October 2012 - September 2015
Ecological niche models identify thresholds for physiological existence (i.e., fundamental niche) or observability of species (i.e., realized niche). The model output are probabilities of occurence, whereas the highest probabilities are found in the niche center, with probabilities converging to zero towards the margins. Validation with real observations reveals that beyond certain thresholds no occurrences of the species in question can be ascertained. The specification of these threshold values for the commercially important tree species of Bavaria is the central scope of the MARGINS project.
Niche models applied to geographic areas result in species distribution models (SDM), where the probabilities of occurrence are mapped onto geographic zones. Occurrences just before the distributional margins represent populations under extreme climatic influence.
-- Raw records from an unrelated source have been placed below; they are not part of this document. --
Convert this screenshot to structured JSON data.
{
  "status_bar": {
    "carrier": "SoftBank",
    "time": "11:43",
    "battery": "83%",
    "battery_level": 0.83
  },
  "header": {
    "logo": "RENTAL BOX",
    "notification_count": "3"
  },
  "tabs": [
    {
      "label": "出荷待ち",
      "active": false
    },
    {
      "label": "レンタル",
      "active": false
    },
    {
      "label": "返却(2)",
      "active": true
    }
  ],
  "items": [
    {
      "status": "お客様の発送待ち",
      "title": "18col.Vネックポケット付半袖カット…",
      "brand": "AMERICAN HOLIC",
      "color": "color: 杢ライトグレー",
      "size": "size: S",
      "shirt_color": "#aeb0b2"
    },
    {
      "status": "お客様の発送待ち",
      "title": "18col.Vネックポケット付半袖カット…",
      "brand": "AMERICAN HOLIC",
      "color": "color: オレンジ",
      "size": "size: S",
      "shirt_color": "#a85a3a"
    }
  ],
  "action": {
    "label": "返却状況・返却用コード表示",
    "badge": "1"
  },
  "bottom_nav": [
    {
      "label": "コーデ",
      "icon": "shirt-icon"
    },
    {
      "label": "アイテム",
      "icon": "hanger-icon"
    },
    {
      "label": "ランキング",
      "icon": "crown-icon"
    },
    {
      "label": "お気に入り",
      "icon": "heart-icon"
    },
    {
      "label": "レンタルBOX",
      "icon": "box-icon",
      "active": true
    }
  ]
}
Hence, symptoms induced by climatic change should become visible in these populations "at the rear edges" first. Studying these extreme populations is the core part of the MARGINS project, and SDM are used to identify interesting populations, and later to transfer the obtained results to future conditions in Bavaria. Aiming at the combination of the strengths of both statistical niche modeling and effect-oriented case studies in a space-for-time approach, the MARGINS project aims to:
define the geographic zones where Bavaria's six most important tree species (Norway spruce, Scots pine, Silver fir, common beech, sessile oak and pedunculate oak) grow at or very near their distributional margins,
localize populations in these zones,
characterize the environmental conditions defining the boundaries of the distribution area,
validate, correct, and specify state-of-the-art niche models in the most critical warmer part,
derive thresholds for commercial use of the species,
identify reactions when reaching or transgressing critical thresholds,
and to apply the improved thresholds to diverse regional climate scenarios in Bavaria.